17 DE MARÇO DE 2021
MAURÍCIO SARAIVA
E depois da pandemia?
Logo que a pandemia obrigou os humanos a uma drástica mudança de comportamento social, a pergunta do título começou a ser feita em todas as línguas. Natural que todos os atingidos por algo tão devastador como esse vírus de alta letalidade começassem a questionar que consequência teria para a humanidade passar por reclusão, isolamento e distanciamento antes de que chegasse o novo normal. Não há resposta certa para a pergunta que pauta esta coluna. Cada um tem a sua, me autorizo a responder com o que me vai na alma justamente no dia em que ocupo este espaço sagrado de Zero Hora.
Não creio que o ser humano vá guardar ensinamentos edificantes do que viveu e ainda vive quanto à pandemia. Pode haver um ou outro comportamento modificado a partir das dores e angústias que se abateram sobre todos os bípedes da face da Terra, mas não em quantidade e conteúdo suficientes para uma evolução na vivência em grupo entre as pessoas. Quem sobreviveu à doença sentirá gratidão por estar vivo e relatará emocionado os piores momentos por que passou. Tanto pode restar mais generoso com os outros como também pensar que tem direito a prioridades e benesses depois de ter sobrevivido ao coronavírus.
Quem perdeu ou quase perdeu pessoas queridas verá brotar em si enorme alívio quando a pandemia acabar ou mesmo antes, quando lhe chegar a vacina.
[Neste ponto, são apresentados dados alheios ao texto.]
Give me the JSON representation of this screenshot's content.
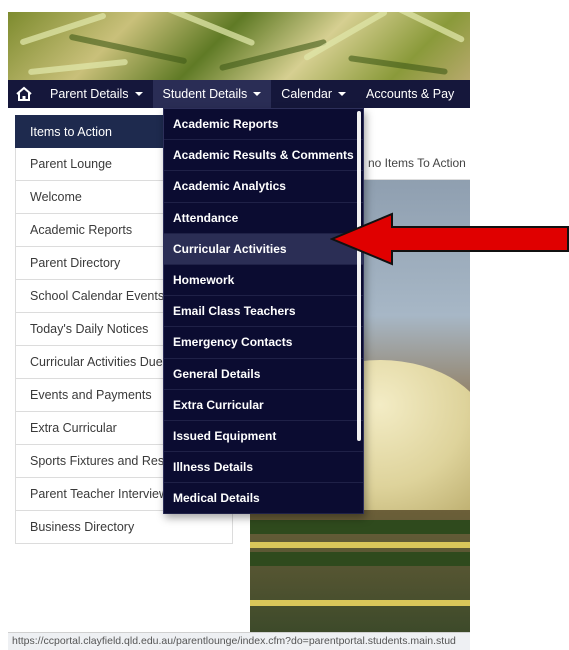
{
  "navbar": {
    "home_icon": "home-icon",
    "items": [
      {
        "label": "Parent Details"
      },
      {
        "label": "Student Details"
      },
      {
        "label": "Calendar"
      },
      {
        "label": "Accounts & Pay"
      }
    ]
  },
  "sidebar": {
    "items": [
      {
        "label": "Items to Action"
      },
      {
        "label": "Parent Lounge"
      },
      {
        "label": "Welcome"
      },
      {
        "label": "Academic Reports"
      },
      {
        "label": "Parent Directory"
      },
      {
        "label": "School Calendar Events"
      },
      {
        "label": "Today's Daily Notices"
      },
      {
        "label": "Curricular Activities Due"
      },
      {
        "label": "Events and Payments"
      },
      {
        "label": "Extra Curricular"
      },
      {
        "label": "Sports Fixtures and Res"
      },
      {
        "label": "Parent Teacher Interview"
      },
      {
        "label": "Business Directory"
      }
    ]
  },
  "main": {
    "message": "no Items To Action"
  },
  "dropdown": {
    "items": [
      {
        "label": "Academic Reports"
      },
      {
        "label": "Academic Results & Comments"
      },
      {
        "label": "Academic Analytics"
      },
      {
        "label": "Attendance"
      },
      {
        "label": "Curricular Activities"
      },
      {
        "label": "Homework"
      },
      {
        "label": "Email Class Teachers"
      },
      {
        "label": "Emergency Contacts"
      },
      {
        "label": "General Details"
      },
      {
        "label": "Extra Curricular"
      },
      {
        "label": "Issued Equipment"
      },
      {
        "label": "Illness Details"
      },
      {
        "label": "Medical Details"
      }
    ]
  },
  "status_bar": {
    "url": "https://ccportal.clayfield.qld.edu.au/parentlounge/index.cfm?do=parentportal.students.main.stud"
  },
  "colors": {
    "navbar": "#15173b",
    "dropdown": "#0b0c31",
    "sidebar_active": "#1e2a4e",
    "arrow": "#e00000"
  }
}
Talvez passe a ter na lembrança uma noção de valor mais ajustada quanto às pequenas e às enormes coisas da vida. O quanto vale se incomodar por tão pouco se esteve perto de perder gente querida. O que me leva, no entanto, a não ser otimista em relação aos efeitos da pandemia para uma desejada mudança positiva de rumos no viver em sociedade é que a parcela de pessoas que não terá se infectado nem vivido o drama no seu entorno não verá motivos para revisar conceitos.
Em especial, a juventude, sempre tão ávida de vida e crente de que causa e consequência são palavras avulsas e não conectadas. Aqui, não se trata de qualquer viés político, e sim da condição humana de esquecer ou lembrar de coisas graves na trajetória para suportar o que haja de pior em sua existência. Como em outros tantos momentos da vida em grupo na história humana, sobraram manchetes de gente sendo generosa e de voluntários dedicando tempo e habilidades para o que se convenciona chamar de bem comum.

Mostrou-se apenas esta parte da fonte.